空を飛ぶ夢を見た
産まれてから、幸福と呼べるものは一度も手に入らなかった。
檻の中で覚えたのは、殺し方だけ。命じられた手順どおりに、ロボットのように、ためらいなく。その繰り返しが、やがて噂を産んだ。
――死音。
音もなく命を刈り取る。痛みを与えず、気づいた時に絶命している
いつの頃からか伝説と言われ『死音』だけが有名になって言った
世界には、命を奪う術はいくらでもある。
だがオレが信じるのは一本のナイフだけだ。銃は便利だ。けれど現場でジャムでも起これば、次の一秒で死ぬのは自分だ。
ナイフは裏切らない。
重さ、刃の返り、手の内で踊る重心。研ぎさえ怠らなければ、いつだって同じ角度で、同じ深さへと滑り込む。
オレはこの手に馴染む一本だけを愛用してきた。手入れした分だけ応えてくれる、唯一の相棒として。
――二十歳の誕生日。
オレは決めた。飼い主を、全員殺す。
朝、砥石が低く唸った。
水に濡れた刃を指先で受ける。紙一枚ほどの薄い抵抗。充分だ。
柄に麻布を巻き直し、鞘を軽く叩いて収まりを確かめる。
呼吸は浅く、心は静か。訓練で植え付けられた自動運転は、いまやオレ自身の意志で走っている。
空は、馬鹿みたいに青かった。
かつて見上げた時と同じ、雲ひとつない空。
自由とは、あの一羽の鳥のように――境界線を知らないことだ。
昼時を狙った。
幹部連中がまとめて顔を揃える時間。食堂フロアへ通じるサービス廊下は、定刻の搬入で人が薄くなる。
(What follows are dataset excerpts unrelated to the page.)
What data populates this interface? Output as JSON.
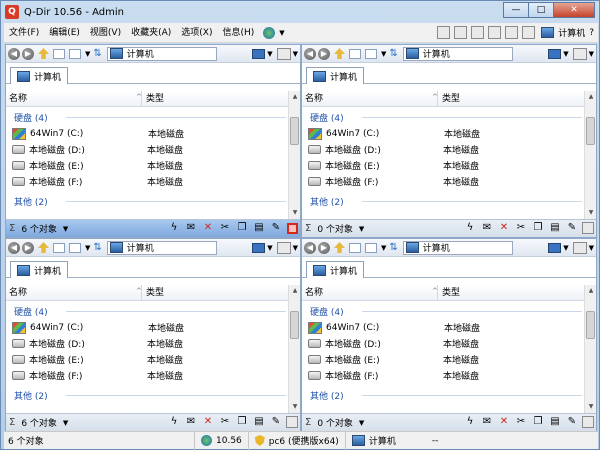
{
  "window": {
    "title": "Q-Dir 10.56 - Admin",
    "app_icon": "Q"
  },
  "window_controls": {
    "minimize": "—",
    "maximize": "□",
    "close": "✕"
  },
  "menubar": {
    "items": [
      "文件(F)",
      "编辑(E)",
      "视图(V)",
      "收藏夹(A)",
      "选项(X)",
      "信息(H)"
    ],
    "location_label": "计算机"
  },
  "panes": [
    {
      "address": "计算机",
      "tab": "计算机",
      "columns": {
        "name": "名称",
        "type": "类型"
      },
      "groups": [
        {
          "label": "硬盘 (4)",
          "rows": [
            {
              "name": "64Win7  (C:)",
              "type": "本地磁盘",
              "icon": "win-drive"
            },
            {
              "name": "本地磁盘 (D:)",
              "type": "本地磁盘",
              "icon": "drive"
            },
            {
              "name": "本地磁盘 (E:)",
              "type": "本地磁盘",
              "icon": "drive"
            },
            {
              "name": "本地磁盘 (F:)",
              "type": "本地磁盘",
              "icon": "drive"
            }
          ]
        },
        {
          "label": "其他 (2)",
          "rows": []
        }
      ],
      "status": {
        "sigma": "Σ",
        "count": "6 个对象",
        "active": true
      }
    },
    {
      "address": "计算机",
      "tab": "计算机",
      "columns": {
        "name": "名称",
        "type": "类型"
      },
      "groups": [
        {
          "label": "硬盘 (4)",
          "rows": [
            {
              "name": "64Win7  (C:)",
              "type": "本地磁盘",
              "icon": "win-drive"
            },
            {
              "name": "本地磁盘 (D:)",
              "type": "本地磁盘",
              "icon": "drive"
            },
            {
              "name": "本地磁盘 (E:)",
              "type": "本地磁盘",
              "icon": "drive"
            },
            {
              "name": "本地磁盘 (F:)",
              "type": "本地磁盘",
              "icon": "drive"
            }
          ]
        },
        {
          "label": "其他 (2)",
          "rows": []
        }
      ],
      "status": {
        "sigma": "Σ",
        "count": "0 个对象",
        "active": false
      }
    },
    {
      "address": "计算机",
      "tab": "计算机",
      "columns": {
        "name": "名称",
        "type": "类型"
      },
      "groups": [
        {
          "label": "硬盘 (4)",
          "rows": [
            {
              "name": "64Win7  (C:)",
              "type": "本地磁盘",
              "icon": "win-drive"
            },
            {
              "name": "本地磁盘 (D:)",
              "type": "本地磁盘",
              "icon": "drive"
            },
            {
              "name": "本地磁盘 (E:)",
              "type": "本地磁盘",
              "icon": "drive"
            },
            {
              "name": "本地磁盘 (F:)",
              "type": "本地磁盘",
              "icon": "drive"
            }
          ]
        },
        {
          "label": "其他 (2)",
          "rows": []
        }
      ],
      "status": {
        "sigma": "Σ",
        "count": "6 个对象",
        "active": false
      }
    },
    {
      "address": "计算机",
      "tab": "计算机",
      "columns": {
        "name": "名称",
        "type": "类型"
      },
      "groups": [
        {
          "label": "硬盘 (4)",
          "rows": [
            {
              "name": "64Win7  (C:)",
              "type": "本地磁盘",
              "icon": "win-drive"
            },
            {
              "name": "本地磁盘 (D:)",
              "type": "本地磁盘",
              "icon": "drive"
            },
            {
              "name": "本地磁盘 (E:)",
              "type": "本地磁盘",
              "icon": "drive"
            },
            {
              "name": "本地磁盘 (F:)",
              "type": "本地磁盘",
              "icon": "drive"
            }
          ]
        },
        {
          "label": "其他 (2)",
          "rows": []
        }
      ],
      "status": {
        "sigma": "Σ",
        "count": "0 个对象",
        "active": false
      }
    }
  ],
  "main_status": {
    "left": "6 个对象",
    "version": "10.56",
    "edition": "pc6 (便携版x64)",
    "location": "计算机",
    "dash": "--"
  },
  "colors": {
    "active_status": "#7fa9de",
    "group_header": "#1e4fa6",
    "close_red": "#c4432c"
  }
}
見取り図は頭に焼き付いている。足音の消し方は身体が知っている。
冷たい影から温い影へ、影から影へ。
角を曲がるたび、ひとつずつ灯りを消すみたいに、警戒の視線が落ちていく。
目が合う。目が泳ぐ。喉元に細い線を引く。
声は出ない。床に当たる前に抱え、壁際へ滑らせる。
音は出さない。出せない。オレは“死音”だ。
重たい扉の向こう、笑い声とグラスの触れ合う音。
合図も宣言も要らない。
入る。
最初の一人は背中。二人目は脈。三人目は目。
叫びは短い。椅子が弾け、テーブルが軋む。
それでも、音は小さい。
生き残った奴の目に映るのは、刃の銀だけ。
恐怖は刃より速い。反射で撃つ腕、狙いは狂う。ここで銃は鈍器に変わる。
踏み込む。肘を折る。喉を塞ぐ。
落ちる。沈む。止まる。
終わるのに、時間は要らなかった。
血の匂いは鼻に残る。だが心は空だ。
オレが壊したのは檻だ。
ここにあった支配、命令、番号、訓練、監視。
全部、折れた。
最奥の部屋で、飼い主は震えていた。
あの日の首輪の鍵を、今も首から提げていた。
笑える。
オレは鍵を抜き取り、掌に転がしてから、ポケットにしまった。
そして、最後の一人を静かに眠らせる。
屋上へ出る。
扉を閉める時だけ、少し大きな音がした。
風がシャツを撫で、太陽が瞼を焼く。
遠くで鳥が鳴いた。
青は果てまで続いている。
自由は、誰かがくれるものじゃない。
自分で選び、自分で払う。
その代価が孤独でも、追跡でも、また血の匂いでも――構わない。
オレは手の中のナイフを見た。
刃は、空の色を映していた。
鞘に収める。
二十歳の誕生日、死音は生まれ直した。
音は、残さない。
風だけが、オレの通ったことを知っている。